In his speech to the General Assembly, Cheysson addressed the Middle East problem in more general terms, declaring that “negotiation involving all of the parties concerned is the only acceptable means” for
reaching a settlement in the region. He also warned that “Violation of the resolutions of this organization (UN) is not the way to ensure the necessary security for the countries, for all the countries in the Middle East, including Israel. War is not the way the peoples of this region, all the peoples, including the Palestinian people, will achieve their rights recognized, including the right to a homeland and a state,” he said.

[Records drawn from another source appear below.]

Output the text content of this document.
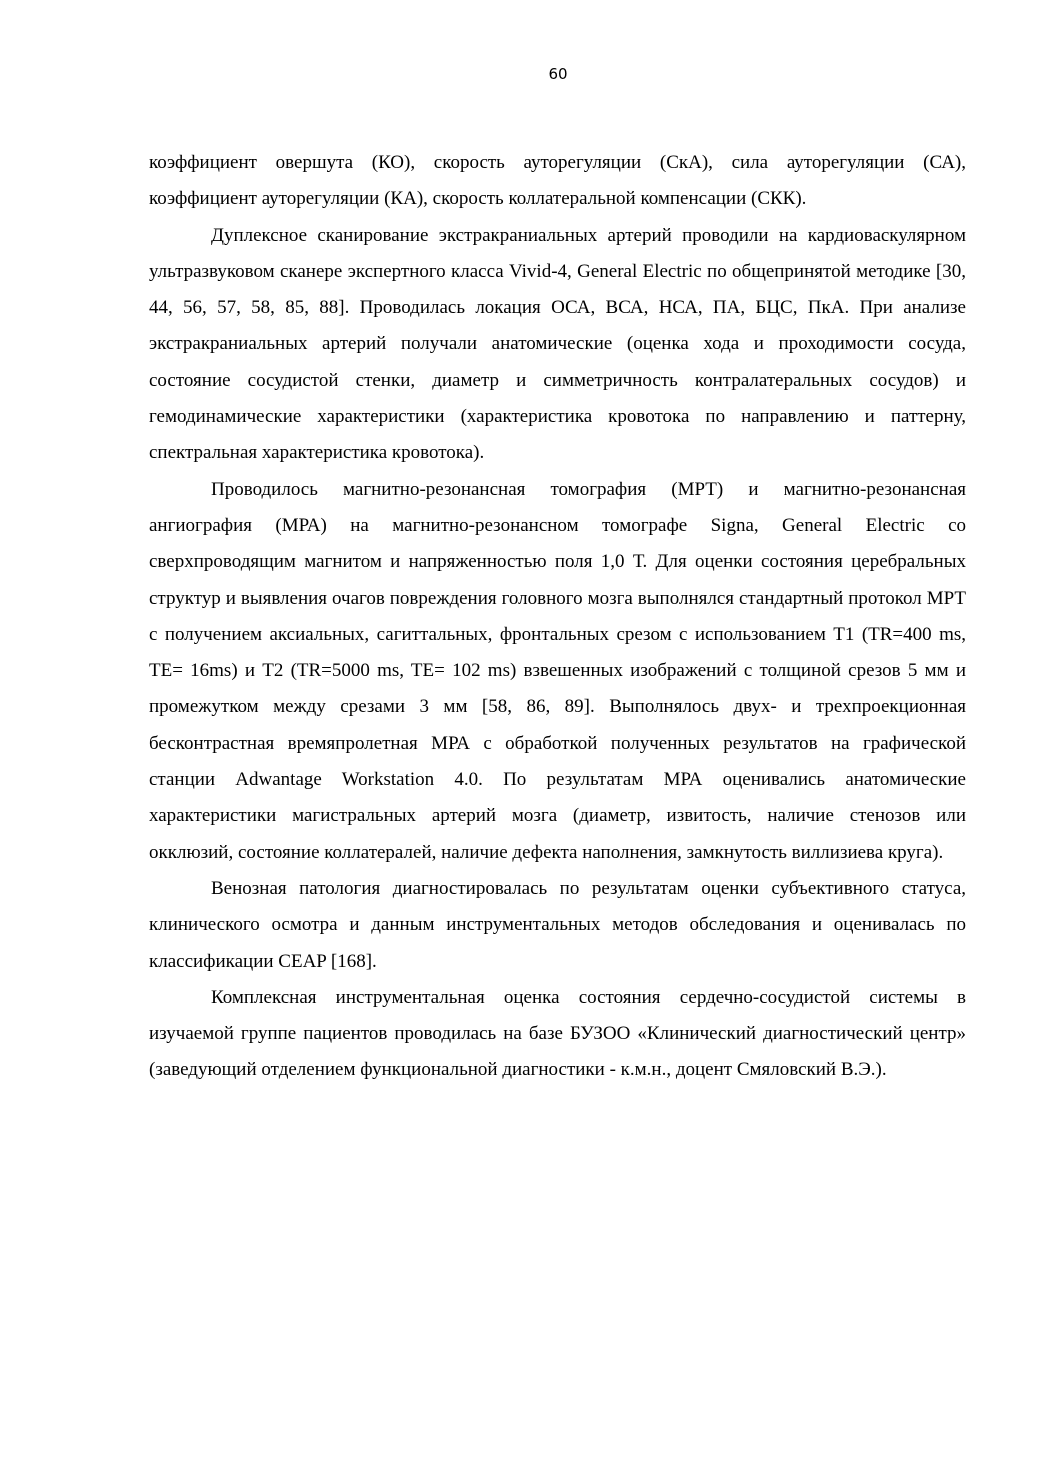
60

коэффициент овершута (КО), скорость ауторегуляции (СкА), сила ауторегуляции (СА), коэффициент ауторегуляции (КА), скорость коллатеральной компенсации (СКК).

Дуплексное сканирование экстракраниальных артерий проводили на кардиоваскулярном ультразвуковом сканере экспертного класса Vivid-4, General Electric по общепринятой методике [30, 44, 56, 57, 58, 85, 88]. Проводилась локация ОСА, ВСА, НСА, ПА, БЦС, ПкА. При анализе экстракраниальных артерий получали анатомические (оценка хода и проходимости сосуда, состояние сосудистой стенки, диаметр и симметричность контралатеральных сосудов) и гемодинамические характеристики (характеристика кровотока по направлению и паттерну, спектральная характеристика кровотока).

Проводилось магнитно-резонансная томография (МРТ) и магнитно-резонансная ангиография (МРА) на магнитно-резонансном томографе Signa, General Electric со сверхпроводящим магнитом и напряженностью поля 1,0 Т. Для оценки состояния церебральных структур и выявления очагов повреждения головного мозга выполнялся стандартный протокол МРТ с получением аксиальных, сагиттальных, фронтальных срезом с использованием Т1 (TR=400 ms, TE= 16ms) и Т2 (TR=5000 ms, TE= 102 ms) взвешенных изображений с толщиной срезов 5 мм и промежутком между срезами 3 мм [58, 86, 89]. Выполнялось двух- и трехпроекционная бесконтрастная времяпролетная МРА с обработкой полученных результатов на графической станции Adwantage Workstation 4.0. По результатам МРА оценивались анатомические характеристики магистральных артерий мозга (диаметр, извитость, наличие стенозов или окклюзий, состояние коллатералей, наличие дефекта наполнения, замкнутость виллизиева круга).

Венозная патология диагностировалась по результатам оценки субъективного статуса, клинического осмотра и данным инструментальных методов обследования и оценивалась по классификации CEAP [168].

Комплексная инструментальная оценка состояния сердечно-сосудистой системы в изучаемой группе пациентов проводилась на базе БУЗОО «Клинический диагностический центр» (заведующий отделением функциональной диагностики - к.м.н., доцент Смяловский В.Э.).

Cheysson declared that “Justice for people, security for states, respect for international decisions, negotiations — these are the principles that will guide France in the position it takes in the Middle East and throughout the world.”
The General Assembly was addressed last night by the Argentine Foreign Minister, Oscar Camilion, and Foreign Minister Sunao Sonoda of Japan. Camilion said that one of the most serious cases of insecurity is the persistent delay in resolving the Palestinian problem and the non-recognition of Israel by most Arab countries. He also noted that Israel’s occupation of territory since the 1967 war, its bombing of Iraq’s nuclear installation last June and the recent attack on a synagogue in Vienna are all part of the same problems.
Sonoda said peace in the Middle East would be achieved through implementation of Security Council Resolution 242 and 338 and the recognition of the rights of the Palestinian people, including the right to self-determination. He also said that it is necessary for a solution that Israel recognize the right of the Palestinian people to self-determination and the Palestinians recognize Israel’s right to exist. He called for participation by the PLO in the peace process.
VIEWS OF WEST GERMANY AND ITALY
The Foreign Ministers of West Germany and Italy, Hans-Dietrich Genscher and Emilio Colombo, respectively, following the West European approach to a solution of the Middle East conflict, called today for mutual recognition between Israel and the Palestinians.
Genscher, addressing the General Assembly, said, “We have a vital interest of our own in a lasting comprehensive and equitable peace in the Middle East. Israel’s right to live within secure and recognized boundaries is just as indespensible for such a peace as recognition of the right of self-determination of the Palestinian people,” he said. Genscher called for intensified efforts to achieve a settlement.
Colombo also supported Palestinian rights, including a state of their own “if they so wish.” He emphasized at the same time Israel’s right to exist within secure and recognized boundaries.